Aus Sicht des Unternehmens hat der Mann ein Einkommen. Die Frau ist für das Unternehmen des Mannes irrelevant.
Aus Sicht der Frau hat der Mann ein Einkommen, sie aber nicht.
Aus Sicht des Finanzamtes hat der Mann ein halbes Einkommen, und die Frau ein halbes Einkommen - und beide einen Freibetrag.
Spannend: Aus Sicht der Rentenversicherung hat der Mann ein Rentenkonto, was durch das Einkommen des Mannes gut gefüllt wird. Die Frau hat auch ein Rentenkonto - aber auf das wird zwar was dadurch eingezahlt, weil sie für das Kind und die Auszeit für das Kind was durch die Gesellschaft eingezahlt bekommt, aber da wird nichts durch das Einkommen des Mannes eingezahlt!
Kommt es zur Scheidung, wird das aber korrigiert - dann wird nachgeschaut, was in der gemeinsamen Ehezeit durch den Mann auf sein Konto eingezahlt wurde - und davon wird die Hälfte auf das Konto der zukünftigen Ex-Frau überwiesen......
Relevant ist dabei: WESENTLICHE Zahlungen des Mannes auf sein Rentenkonto dienen vor allem der eigenen Existenzgrundsicherung im Alter......so mancher Mann schaut betöppert aus der Wäsche, wenn er realisiert, dass mit dem Ende seiner Ehe wesentliche Teile seiner vermeintlichen Rente verschwinden, und die Existenzgrundsicherung im Alter plötzlich gar nicht mehr gesichert ist......
In einem BGE-System kann man viele dieser Merkwürdigkeiten vermeiden!
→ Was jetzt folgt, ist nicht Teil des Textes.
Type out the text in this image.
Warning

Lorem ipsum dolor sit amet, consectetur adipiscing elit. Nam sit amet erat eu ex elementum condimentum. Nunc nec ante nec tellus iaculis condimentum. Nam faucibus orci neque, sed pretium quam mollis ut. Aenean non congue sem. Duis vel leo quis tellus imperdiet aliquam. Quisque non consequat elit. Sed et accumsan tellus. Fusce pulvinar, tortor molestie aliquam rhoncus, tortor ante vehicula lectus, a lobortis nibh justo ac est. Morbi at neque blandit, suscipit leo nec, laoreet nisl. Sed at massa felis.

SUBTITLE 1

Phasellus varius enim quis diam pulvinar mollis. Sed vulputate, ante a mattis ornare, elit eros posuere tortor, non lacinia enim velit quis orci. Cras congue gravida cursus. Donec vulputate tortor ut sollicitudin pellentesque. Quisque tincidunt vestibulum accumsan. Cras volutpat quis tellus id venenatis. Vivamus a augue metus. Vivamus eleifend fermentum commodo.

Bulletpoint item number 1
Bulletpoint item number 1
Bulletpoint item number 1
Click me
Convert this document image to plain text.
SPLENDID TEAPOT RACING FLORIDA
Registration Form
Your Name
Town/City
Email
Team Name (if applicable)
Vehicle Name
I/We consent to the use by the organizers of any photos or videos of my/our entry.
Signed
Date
Strukturell!
Gehen wir zurück auf Anfang und fragen uns, was in einem BGE-System mit unserem frisch vermählten Ehepaar passiert.....
Frau und Mann bekommen ein BGE. Damit hat die Frau ein eigenes Einkommen - auch wenn dieses erst mal nur auf Höhe der Existenzgrundsicherung liegt. Aber dieses Einkommen bekommt sie! Auch während der Zeit, in der sie ein Baby bekommt, und sich dann um den gemeinsamen Nachwuchs kümmert!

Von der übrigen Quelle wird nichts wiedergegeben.